SonicSense works by detecting and recording vibrations when the robotic hand interacts with an object. The system uses these signals to analyze the object’s material and shape, employing artificial intelligence to make these determinations. In tests, SonicSense was able to count dice inside a box, measure the liquid inside a bottle, and reconstruct 3D shapes by tapping on the object. This acoustic-based approach complements vision-based systems by offering robots additional layers of sensory information that the eye may overlook.

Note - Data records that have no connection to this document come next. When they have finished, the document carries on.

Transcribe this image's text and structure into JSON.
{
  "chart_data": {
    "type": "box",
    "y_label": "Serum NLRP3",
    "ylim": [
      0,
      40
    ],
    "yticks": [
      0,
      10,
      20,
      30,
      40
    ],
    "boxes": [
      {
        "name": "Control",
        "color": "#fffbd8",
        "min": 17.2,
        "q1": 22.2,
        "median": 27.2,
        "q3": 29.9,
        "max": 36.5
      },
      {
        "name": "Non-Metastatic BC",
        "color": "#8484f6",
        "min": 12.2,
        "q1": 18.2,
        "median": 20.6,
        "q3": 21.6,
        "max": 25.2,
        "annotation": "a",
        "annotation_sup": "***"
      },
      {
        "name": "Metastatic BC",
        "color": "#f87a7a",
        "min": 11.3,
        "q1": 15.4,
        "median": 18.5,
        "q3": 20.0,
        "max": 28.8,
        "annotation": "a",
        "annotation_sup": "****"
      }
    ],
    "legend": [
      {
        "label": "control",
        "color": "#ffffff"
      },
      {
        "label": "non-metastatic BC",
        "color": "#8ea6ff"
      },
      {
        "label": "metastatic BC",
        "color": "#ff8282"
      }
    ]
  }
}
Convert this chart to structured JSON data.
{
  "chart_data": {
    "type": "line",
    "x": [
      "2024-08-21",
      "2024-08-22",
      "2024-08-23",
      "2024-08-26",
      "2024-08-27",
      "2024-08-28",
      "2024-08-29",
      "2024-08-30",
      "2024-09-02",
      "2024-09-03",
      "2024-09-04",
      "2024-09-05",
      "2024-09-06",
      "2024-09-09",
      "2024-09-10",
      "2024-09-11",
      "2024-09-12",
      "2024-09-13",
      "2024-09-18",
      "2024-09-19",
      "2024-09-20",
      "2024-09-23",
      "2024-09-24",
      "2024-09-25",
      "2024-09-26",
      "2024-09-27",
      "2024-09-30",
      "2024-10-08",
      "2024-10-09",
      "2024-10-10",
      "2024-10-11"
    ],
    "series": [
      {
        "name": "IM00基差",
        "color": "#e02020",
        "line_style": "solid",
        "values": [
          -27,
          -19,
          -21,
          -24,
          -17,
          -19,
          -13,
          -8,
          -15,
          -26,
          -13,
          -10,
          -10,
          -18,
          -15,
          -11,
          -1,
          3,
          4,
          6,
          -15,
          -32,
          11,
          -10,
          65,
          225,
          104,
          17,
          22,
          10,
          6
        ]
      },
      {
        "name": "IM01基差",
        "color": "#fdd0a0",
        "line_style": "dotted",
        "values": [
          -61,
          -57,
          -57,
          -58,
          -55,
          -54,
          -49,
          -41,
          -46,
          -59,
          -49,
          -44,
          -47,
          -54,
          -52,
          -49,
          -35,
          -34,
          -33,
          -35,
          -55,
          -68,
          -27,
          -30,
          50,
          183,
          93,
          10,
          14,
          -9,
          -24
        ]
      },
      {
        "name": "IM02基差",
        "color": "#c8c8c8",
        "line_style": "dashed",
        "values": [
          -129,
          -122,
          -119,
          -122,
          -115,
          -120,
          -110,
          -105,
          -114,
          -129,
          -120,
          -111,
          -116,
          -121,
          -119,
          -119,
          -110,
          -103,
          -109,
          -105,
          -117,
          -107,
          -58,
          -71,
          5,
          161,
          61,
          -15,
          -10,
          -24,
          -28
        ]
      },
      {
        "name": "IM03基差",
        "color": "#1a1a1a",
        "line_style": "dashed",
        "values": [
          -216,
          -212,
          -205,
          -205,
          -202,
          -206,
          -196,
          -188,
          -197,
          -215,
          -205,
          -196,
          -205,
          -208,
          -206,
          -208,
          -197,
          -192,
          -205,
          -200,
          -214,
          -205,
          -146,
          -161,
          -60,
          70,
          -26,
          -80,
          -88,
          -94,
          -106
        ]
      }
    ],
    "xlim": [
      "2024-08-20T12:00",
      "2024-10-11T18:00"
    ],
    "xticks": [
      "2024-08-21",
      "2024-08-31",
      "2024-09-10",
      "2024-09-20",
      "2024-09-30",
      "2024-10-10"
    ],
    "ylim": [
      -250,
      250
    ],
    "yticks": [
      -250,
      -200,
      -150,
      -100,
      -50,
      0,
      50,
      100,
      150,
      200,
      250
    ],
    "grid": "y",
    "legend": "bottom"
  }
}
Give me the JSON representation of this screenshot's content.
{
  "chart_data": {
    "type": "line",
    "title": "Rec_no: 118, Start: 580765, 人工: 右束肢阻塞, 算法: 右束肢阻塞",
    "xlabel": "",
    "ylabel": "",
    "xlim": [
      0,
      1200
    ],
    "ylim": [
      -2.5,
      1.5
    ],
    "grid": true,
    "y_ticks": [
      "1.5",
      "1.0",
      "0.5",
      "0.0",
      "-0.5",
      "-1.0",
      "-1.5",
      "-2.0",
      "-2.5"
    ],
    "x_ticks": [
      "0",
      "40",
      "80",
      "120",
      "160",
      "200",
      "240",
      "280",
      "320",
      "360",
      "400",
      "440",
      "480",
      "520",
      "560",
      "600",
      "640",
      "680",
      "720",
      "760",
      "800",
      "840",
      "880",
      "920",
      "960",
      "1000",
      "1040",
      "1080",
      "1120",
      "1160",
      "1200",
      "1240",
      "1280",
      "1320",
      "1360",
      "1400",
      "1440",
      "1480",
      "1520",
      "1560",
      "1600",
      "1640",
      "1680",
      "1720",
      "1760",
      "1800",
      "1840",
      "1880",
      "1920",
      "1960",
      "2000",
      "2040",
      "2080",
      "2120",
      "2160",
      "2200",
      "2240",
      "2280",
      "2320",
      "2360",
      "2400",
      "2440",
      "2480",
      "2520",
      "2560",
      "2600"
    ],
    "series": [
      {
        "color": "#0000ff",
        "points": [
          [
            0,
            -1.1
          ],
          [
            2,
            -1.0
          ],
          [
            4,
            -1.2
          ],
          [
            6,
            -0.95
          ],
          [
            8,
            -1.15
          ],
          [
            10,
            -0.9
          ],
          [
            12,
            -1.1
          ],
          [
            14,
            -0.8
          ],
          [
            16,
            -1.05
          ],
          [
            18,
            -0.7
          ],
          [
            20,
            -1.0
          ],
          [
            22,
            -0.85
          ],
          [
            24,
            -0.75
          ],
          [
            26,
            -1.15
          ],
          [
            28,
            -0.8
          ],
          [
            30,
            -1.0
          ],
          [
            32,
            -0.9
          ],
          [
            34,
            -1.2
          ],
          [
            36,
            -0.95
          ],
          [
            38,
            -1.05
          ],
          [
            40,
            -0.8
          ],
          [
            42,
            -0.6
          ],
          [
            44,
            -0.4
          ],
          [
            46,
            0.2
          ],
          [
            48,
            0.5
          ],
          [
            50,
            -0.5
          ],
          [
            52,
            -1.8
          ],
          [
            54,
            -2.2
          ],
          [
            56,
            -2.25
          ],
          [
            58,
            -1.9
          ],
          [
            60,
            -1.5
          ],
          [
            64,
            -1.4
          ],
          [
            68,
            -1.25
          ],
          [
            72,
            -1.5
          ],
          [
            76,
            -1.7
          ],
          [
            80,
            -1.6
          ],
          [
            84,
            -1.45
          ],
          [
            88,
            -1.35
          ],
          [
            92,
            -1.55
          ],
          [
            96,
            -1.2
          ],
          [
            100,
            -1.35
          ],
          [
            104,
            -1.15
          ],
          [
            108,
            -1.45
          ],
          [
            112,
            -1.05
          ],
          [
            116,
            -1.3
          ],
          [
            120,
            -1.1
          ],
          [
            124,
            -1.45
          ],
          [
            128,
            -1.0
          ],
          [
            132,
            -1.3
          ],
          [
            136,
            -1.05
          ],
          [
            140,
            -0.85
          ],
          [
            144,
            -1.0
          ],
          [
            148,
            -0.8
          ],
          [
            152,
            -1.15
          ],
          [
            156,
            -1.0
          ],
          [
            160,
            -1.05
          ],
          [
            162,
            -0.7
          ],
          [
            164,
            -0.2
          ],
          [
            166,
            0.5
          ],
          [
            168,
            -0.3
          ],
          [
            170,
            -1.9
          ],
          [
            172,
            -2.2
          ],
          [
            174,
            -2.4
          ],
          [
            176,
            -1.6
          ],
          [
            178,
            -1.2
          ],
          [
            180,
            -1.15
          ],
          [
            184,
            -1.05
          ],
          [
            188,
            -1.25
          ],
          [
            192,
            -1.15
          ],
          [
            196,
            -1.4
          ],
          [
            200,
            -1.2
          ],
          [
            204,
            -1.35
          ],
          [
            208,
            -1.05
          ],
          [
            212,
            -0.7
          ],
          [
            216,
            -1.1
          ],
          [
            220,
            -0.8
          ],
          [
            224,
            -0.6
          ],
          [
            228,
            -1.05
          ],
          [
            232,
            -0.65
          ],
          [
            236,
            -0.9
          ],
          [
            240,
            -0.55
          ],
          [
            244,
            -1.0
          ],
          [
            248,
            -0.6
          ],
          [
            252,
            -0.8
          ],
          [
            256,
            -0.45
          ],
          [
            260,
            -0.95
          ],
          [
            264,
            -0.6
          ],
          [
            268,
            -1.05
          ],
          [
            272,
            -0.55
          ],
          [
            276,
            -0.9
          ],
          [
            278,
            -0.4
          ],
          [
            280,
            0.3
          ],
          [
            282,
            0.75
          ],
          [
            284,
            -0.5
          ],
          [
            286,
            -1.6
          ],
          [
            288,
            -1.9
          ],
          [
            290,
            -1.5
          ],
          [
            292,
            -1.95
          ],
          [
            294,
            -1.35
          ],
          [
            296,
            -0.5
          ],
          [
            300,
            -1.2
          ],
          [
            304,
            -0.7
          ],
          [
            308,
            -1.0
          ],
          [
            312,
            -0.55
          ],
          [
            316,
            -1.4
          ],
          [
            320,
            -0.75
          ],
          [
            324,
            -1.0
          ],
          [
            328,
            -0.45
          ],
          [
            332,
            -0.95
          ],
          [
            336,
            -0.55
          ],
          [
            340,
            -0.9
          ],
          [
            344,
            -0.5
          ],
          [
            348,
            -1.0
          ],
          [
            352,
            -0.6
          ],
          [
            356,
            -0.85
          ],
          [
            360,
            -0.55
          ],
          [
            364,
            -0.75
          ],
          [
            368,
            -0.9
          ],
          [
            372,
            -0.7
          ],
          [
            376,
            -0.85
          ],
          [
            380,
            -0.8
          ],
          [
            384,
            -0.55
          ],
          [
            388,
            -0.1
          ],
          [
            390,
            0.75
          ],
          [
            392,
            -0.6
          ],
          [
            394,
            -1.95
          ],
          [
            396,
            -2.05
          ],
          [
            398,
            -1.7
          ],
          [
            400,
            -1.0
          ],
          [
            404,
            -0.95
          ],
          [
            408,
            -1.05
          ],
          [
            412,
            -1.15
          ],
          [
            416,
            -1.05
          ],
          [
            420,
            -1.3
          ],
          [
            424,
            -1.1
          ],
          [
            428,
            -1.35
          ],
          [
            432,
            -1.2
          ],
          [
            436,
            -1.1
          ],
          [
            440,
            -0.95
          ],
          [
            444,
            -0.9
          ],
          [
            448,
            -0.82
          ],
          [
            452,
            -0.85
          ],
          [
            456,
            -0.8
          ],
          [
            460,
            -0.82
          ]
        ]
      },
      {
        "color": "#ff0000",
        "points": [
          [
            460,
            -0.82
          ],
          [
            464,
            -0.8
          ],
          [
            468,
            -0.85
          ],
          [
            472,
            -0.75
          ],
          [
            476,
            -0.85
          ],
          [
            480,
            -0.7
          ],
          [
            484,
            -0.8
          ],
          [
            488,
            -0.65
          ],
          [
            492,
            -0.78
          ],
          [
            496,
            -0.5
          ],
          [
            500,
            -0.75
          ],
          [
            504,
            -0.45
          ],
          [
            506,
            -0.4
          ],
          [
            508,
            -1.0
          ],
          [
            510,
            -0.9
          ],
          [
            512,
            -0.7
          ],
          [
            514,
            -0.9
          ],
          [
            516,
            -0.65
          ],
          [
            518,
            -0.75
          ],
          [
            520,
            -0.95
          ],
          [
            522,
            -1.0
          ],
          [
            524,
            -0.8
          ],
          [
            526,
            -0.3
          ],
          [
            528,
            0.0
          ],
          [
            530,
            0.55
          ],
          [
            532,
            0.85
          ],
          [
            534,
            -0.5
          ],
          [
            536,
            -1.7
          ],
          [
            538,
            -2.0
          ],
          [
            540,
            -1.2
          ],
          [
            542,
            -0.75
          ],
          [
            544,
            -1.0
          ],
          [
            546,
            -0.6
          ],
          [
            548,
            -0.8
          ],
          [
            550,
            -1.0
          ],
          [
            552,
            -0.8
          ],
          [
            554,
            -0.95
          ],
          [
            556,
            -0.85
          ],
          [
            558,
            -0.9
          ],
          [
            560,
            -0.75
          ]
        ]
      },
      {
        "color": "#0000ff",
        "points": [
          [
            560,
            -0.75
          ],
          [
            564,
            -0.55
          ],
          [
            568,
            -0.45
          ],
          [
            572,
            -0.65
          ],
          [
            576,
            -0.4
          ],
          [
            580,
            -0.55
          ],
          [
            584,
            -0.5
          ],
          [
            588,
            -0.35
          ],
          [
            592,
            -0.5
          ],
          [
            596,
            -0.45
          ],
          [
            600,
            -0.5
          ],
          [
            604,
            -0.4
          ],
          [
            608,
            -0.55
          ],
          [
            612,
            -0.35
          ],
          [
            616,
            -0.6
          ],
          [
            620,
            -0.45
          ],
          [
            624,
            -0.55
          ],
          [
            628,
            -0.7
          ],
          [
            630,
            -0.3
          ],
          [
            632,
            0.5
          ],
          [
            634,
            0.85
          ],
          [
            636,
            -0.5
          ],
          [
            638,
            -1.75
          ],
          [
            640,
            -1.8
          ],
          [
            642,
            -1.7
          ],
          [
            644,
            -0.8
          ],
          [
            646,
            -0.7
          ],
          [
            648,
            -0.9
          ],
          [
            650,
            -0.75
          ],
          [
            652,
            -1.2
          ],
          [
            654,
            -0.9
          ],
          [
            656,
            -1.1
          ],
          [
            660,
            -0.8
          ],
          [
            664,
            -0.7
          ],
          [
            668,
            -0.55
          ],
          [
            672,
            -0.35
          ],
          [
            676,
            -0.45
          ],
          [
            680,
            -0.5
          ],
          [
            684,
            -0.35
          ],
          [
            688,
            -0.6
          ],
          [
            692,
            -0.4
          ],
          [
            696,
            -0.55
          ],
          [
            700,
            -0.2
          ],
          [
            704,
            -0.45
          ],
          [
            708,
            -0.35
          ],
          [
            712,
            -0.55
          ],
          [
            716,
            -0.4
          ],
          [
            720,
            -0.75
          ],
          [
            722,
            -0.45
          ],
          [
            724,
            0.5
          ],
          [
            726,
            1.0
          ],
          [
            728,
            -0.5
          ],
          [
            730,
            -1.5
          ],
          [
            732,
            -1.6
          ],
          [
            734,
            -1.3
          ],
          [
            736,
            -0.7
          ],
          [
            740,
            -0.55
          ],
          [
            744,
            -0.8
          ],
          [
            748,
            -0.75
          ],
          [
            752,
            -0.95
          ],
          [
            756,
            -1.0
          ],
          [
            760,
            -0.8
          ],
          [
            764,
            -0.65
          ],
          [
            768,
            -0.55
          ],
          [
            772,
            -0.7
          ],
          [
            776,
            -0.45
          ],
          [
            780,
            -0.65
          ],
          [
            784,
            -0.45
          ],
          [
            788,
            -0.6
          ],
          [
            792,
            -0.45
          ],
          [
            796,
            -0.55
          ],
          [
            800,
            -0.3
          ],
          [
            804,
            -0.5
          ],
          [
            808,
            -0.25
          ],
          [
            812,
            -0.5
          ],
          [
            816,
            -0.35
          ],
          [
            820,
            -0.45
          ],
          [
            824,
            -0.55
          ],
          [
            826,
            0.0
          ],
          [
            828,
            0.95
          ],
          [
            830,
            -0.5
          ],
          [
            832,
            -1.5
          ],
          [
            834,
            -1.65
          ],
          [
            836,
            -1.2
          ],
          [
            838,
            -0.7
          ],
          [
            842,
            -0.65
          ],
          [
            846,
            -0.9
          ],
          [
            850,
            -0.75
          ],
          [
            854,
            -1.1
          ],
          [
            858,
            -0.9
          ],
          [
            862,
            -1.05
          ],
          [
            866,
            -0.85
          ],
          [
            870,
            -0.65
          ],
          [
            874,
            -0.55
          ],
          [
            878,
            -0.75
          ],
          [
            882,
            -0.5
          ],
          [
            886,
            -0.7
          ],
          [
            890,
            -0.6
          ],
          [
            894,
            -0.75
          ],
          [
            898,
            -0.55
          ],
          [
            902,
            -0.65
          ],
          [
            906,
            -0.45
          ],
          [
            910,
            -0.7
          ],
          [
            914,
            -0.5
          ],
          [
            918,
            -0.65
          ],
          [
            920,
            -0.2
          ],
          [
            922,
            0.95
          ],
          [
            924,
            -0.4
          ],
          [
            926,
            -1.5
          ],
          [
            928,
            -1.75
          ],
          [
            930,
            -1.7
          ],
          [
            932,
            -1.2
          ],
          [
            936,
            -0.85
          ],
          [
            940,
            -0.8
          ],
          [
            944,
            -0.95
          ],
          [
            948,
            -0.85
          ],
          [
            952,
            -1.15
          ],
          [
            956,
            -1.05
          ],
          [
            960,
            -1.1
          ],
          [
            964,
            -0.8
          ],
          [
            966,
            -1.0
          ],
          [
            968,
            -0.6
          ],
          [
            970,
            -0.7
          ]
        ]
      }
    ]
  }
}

The system features four-fingered robotic hands, each equipped with touch-based microphones, which help reduce interference from external noise. Its ability to function independently in open lab settings distinguishes it from earlier efforts that were often limited to controlled environments. SonicSense also has practical advantages, with its low-cost components, including standard microphones used in musical instruments, keeping the construction cost at just over $200.
Looking ahead, the research team aims to enhance SonicSense’s capabilities for dynamic, cluttered environments and refine its robotic hand for more complex tasks involving multiple sensory inputs. The goal is to further expand the system’s sensory abilities, enabling robots to perform nuanced tasks with human-like adaptability in real-world situations.